Since $V_{k-1}$ has codimension $1$ in $V_k$, let $\mathbf a$ be a vector such that $V_{k-1} = \{\mathbf x \in \mathbb R^k : \mathbf a^{\mathsf T}\mathbf x = 0\}$. Then because $A^2$ maps $V_{k-1}$ into itself, $$\mathbf a^{\mathsf T}\mathbf x = 0 \implies \mathbf a^{\mathsf T}A^2\mathbf x = 0$$ which means that $\mathbf a^{\mathsf T}A^2$ is a multiple of $\mathbf a^{\mathsf T}$. (If both of these are codimension one subspaces, they must be the same subspace; if not, then $\mathbf a^{\mathsf T}A^2 = \mathbf 0^{\mathsf T}$, which is a multiple of everything.) By the same token, $\mathbf a^{\mathsf T}A$ cannot be a multiple of $\mathbf a^{\mathsf T}$, or else $A$ would map $V_{k-1}$ into itself.

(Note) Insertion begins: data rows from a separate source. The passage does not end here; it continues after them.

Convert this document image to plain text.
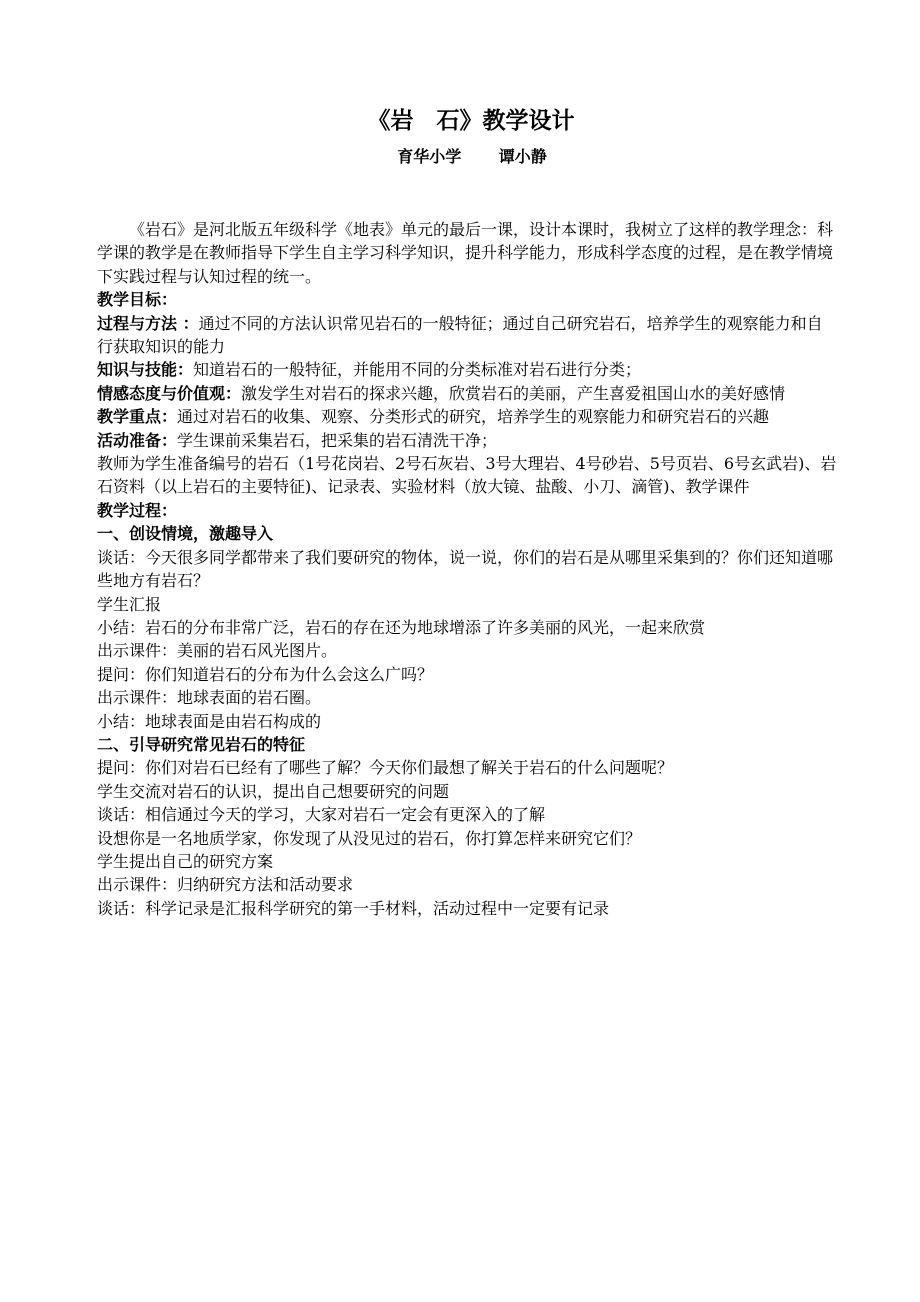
《岩　石》教学设计
育华小学　　 谭小静

《岩石》是河北版五年级科学《地表》单元的最后一课，设计本课时，我树立了这样的教学理念：科学课的教学是在教师指导下学生自主学习科学知识，提升科学能力，形成科学态度的过程，是在教学情境下实践过程与认知过程的统一。

教学目标：

过程与方法 ：通过不同的方法认识常见岩石的一般特征；通过自己研究岩石，培养学生的观察能力和自行获取知识的能力

知识与技能：知道岩石的一般特征，并能用不同的分类标准对岩石进行分类；

情感态度与价值观：激发学生对岩石的探求兴趣，欣赏岩石的美丽，产生喜爱祖国山水的美好感情

教学重点：通过对岩石的收集、观察、分类形式的研究，培养学生的观察能力和研究岩石的兴趣

活动准备：学生课前采集岩石，把采集的岩石清洗干净；

教师为学生准备编号的岩石（1号花岗岩、2号石灰岩、3号大理岩、4号砂岩、5号页岩、6号玄武岩)、岩石资料（以上岩石的主要特征)、记录表、实验材料（放大镜、盐酸、小刀、滴管)、教学课件

教学过程：

一、创设情境，激趣导入

谈话：今天很多同学都带来了我们要研究的物体，说一说，你们的岩石是从哪里采集到的？你们还知道哪些地方有岩石？

学生汇报

小结：岩石的分布非常广泛，岩石的存在还为地球增添了许多美丽的风光，一起来欣赏

出示课件：美丽的岩石风光图片。

提问：你们知道岩石的分布为什么会这么广吗？

出示课件：地球表面的岩石圈。

小结：地球表面是由岩石构成的

二、引导研究常见岩石的特征

提问：你们对岩石已经有了哪些了解？今天你们最想了解关于岩石的什么问题呢？

学生交流对岩石的认识，提出自己想要研究的问题

谈话：相信通过今天的学习，大家对岩石一定会有更深入的了解

设想你是一名地质学家，你发现了从没见过的岩石，你打算怎样来研究它们？

学生提出自己的研究方案

出示课件：归纳研究方法和活动要求

谈话：科学记录是汇报科学研究的第一手材料，活动过程中一定要有记录
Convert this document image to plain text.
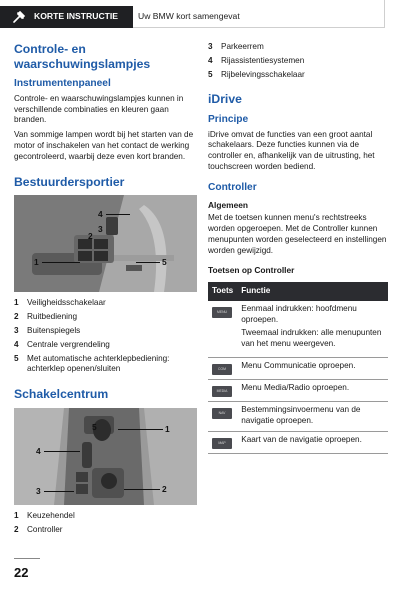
KORTE INSTRUCTIE Uw BMW kort samengevat
Controle- en waarschuwingslampjes
Instrumentenpaneel

Controle- en waarschuwingslampjes kunnen in verschillende combinaties en kleuren gaan branden.

Van sommige lampen wordt bij het starten van de motor of inschakelen van het contact de werking gecontroleerd, waarbij deze even kort branden.

Bestuurdersportier
4
3
2
1	5
1	Veiligheidsschakelaar
2	Ruitbediening
3	Buitenspiegels
4	Centrale vergrendeling
5	Met automatische achterklepbediening: achterklep openen/sluiten
Schakelcentrum
5	1
4
3	2
1	Keuzehendel
2	Controller
3	Parkeerrem
4	Rijassistentiesystemen
5	Rijbelevingsschakelaar
iDrive
Principe

iDrive omvat de functies van een groot aantal schakelaars. Deze functies kunnen via de controller en, afhankelijk van de uitrusting, het touchscreen worden bediend.

Controller
Algemeen

Met de toetsen kunnen menu's rechtstreeks worden opgeroepen. Met de Controller kunnen menupunten worden geselecteerd en instellingen worden gewijzigd.

Toetsen op Controller
Toets	Functie

MENU	Eenmaal indrukken: hoofdmenu oproepen.

Tweemaal indrukken: alle menupunten van het menu weergeven.

COM	Menu Communicatie oproepen.

MEDIA	Menu Media/Radio oproepen.

NAV	Bestemmingsinvoermenu van de navigatie oproepen.

MAP	Kaart van de navigatie oproepen.

22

This tells us that $\mathbf a^{\mathsf T}$ is a left eigenvector of $A^2$. As a result, $\mathbf a^{\mathsf T}A$ is also a left eigenvector of $A^2$ with the same eigenvalue, because if $\mathbf a^{\mathsf T}A^2 = \lambda \mathbf a^{\mathsf T}$, then $(\mathbf a^{\mathsf T}A)A^2 = (\mathbf a^{\mathsf T}A^2)A = \lambda \mathbf a^{\mathsf T}A$. Moreover, we assumed that $\mathbf a^{\mathsf T}$ and $\mathbf a^{\mathsf T}A$ are linearly independent.

So $A^2$ has two linearly independent left eigenvectors with the same eigenvalue, therefore in particular it has a repeated eigenvalue.